02-22-2013 06:46 AM
I was wondering if there is a procedure in SAS Base in order to identify in a dataset the type of each variable and i dont mean if it is numeric or character, i am looking for a deeper approach like if it is nominal ,ordinal or continuous. Any ideas?
Thnx in advance
02-22-2013 07:53 AM
As per my knowledge in SAS, i do not know whether there is any Proc available or not for this...But the question you asked is about measurement scale, Nominal,Ordinal,etc...these are not the variable type...So in SAS by default, SAS treates the variable either as charcter or as numeric...
02-22-2013 08:59 AM
Enterprise Miner takes a guess by looking at the data
"By default, it takes a random sample of 2,000 observations from the
data set of interest, and uses this information to assign a model role and a
measurement level to each variable."
That approach relies on having lots of data and is not generalizable to parts of SAS that also must work with small samples. It can also be wrong in EM, particularly in determining ordinal scaling, so you still need to know your data.
02-22-2013 09:02 AM
If you have BASE, then PROC UNIVARIATE is your best bet, and I suppose it can fit most of your needs. While you have deeper pocket that you have SAS/QC, /ETS or /INSIGHT, then you can also look into: PROC CAPABILITY, PROC SEVERITY and PROC RELIABILITY.
It is not like Char or Num type of information that you can obtain from Metadata, you will have to do an analysis towards the variables of your interest.
02-22-2013 09:06 AM
All SAS procs and functions, that I'm aware of, simply distinguish between character and numeric. And, even with EM, the automatic assignments are only based on number of values not what the data actually represent.
02-22-2013 10:28 AM
There is no automatic way. It takes defining your criteria and checking them. Even then, the best you can do (usually) is categorical vs. continuous (integer) vs. continuous (noninteger). Sometimes you might want to distinguish binary from the other possibilities as well, but you may have to check a larger sample to be confident of a variable being binary.

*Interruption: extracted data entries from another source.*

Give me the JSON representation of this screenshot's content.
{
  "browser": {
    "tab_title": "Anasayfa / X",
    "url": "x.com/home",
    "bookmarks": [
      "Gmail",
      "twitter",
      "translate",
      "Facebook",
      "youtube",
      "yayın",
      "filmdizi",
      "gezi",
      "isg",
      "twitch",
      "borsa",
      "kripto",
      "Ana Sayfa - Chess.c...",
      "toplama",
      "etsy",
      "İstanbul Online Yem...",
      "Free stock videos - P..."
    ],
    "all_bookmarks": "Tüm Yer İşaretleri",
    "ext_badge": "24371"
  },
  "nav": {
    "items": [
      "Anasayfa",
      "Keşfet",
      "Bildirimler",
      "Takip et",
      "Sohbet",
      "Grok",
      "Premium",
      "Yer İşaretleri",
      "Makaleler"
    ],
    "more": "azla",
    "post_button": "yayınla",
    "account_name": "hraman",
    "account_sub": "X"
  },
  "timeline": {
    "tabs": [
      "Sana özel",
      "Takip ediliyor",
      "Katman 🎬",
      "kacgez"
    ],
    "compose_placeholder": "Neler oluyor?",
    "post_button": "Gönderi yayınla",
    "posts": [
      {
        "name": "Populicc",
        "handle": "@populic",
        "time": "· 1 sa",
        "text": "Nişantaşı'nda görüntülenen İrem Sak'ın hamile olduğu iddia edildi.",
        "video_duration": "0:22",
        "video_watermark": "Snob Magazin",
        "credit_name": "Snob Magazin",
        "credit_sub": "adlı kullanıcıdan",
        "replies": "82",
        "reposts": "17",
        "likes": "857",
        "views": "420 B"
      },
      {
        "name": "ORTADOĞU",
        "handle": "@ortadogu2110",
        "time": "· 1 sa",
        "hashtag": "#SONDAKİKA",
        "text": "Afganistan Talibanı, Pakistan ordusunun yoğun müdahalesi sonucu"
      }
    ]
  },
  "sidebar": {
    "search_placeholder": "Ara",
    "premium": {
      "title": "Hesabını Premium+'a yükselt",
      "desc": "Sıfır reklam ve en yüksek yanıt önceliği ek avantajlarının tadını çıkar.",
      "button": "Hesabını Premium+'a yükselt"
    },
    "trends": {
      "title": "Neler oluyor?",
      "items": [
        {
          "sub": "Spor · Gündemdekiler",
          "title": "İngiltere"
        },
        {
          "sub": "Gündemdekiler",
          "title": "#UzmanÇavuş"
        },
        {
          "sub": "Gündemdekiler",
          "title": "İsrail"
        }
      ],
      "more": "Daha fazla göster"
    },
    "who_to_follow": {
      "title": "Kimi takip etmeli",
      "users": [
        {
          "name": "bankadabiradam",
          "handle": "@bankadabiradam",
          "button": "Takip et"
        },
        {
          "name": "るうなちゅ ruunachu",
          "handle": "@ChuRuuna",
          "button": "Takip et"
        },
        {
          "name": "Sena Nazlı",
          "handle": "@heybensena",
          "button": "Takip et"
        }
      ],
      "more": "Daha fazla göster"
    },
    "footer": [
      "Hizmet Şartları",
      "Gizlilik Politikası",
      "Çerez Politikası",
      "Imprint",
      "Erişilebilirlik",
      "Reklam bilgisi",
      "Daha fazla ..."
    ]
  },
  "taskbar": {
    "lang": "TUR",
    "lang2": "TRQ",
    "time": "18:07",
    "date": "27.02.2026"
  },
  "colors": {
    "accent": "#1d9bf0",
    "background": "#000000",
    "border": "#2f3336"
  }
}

If a variable takes on 20 different values, must it be continuous (not categorical)? What is the limit?
If a variable takes on noninteger values, must it be continuous?
Any rules you come up with will always have exceptions. For example, you may get a set of integers that represent percentiles, and have 100 possible values. It would be good practice to keep lists of variables that you know about: variables that are always categorical (no matter how many values they take on), and variables that are always continuous (no matter how few values they take on).
The checking is usually done on a sample of observations, but I have typically used thousands rather than hundreds of observations.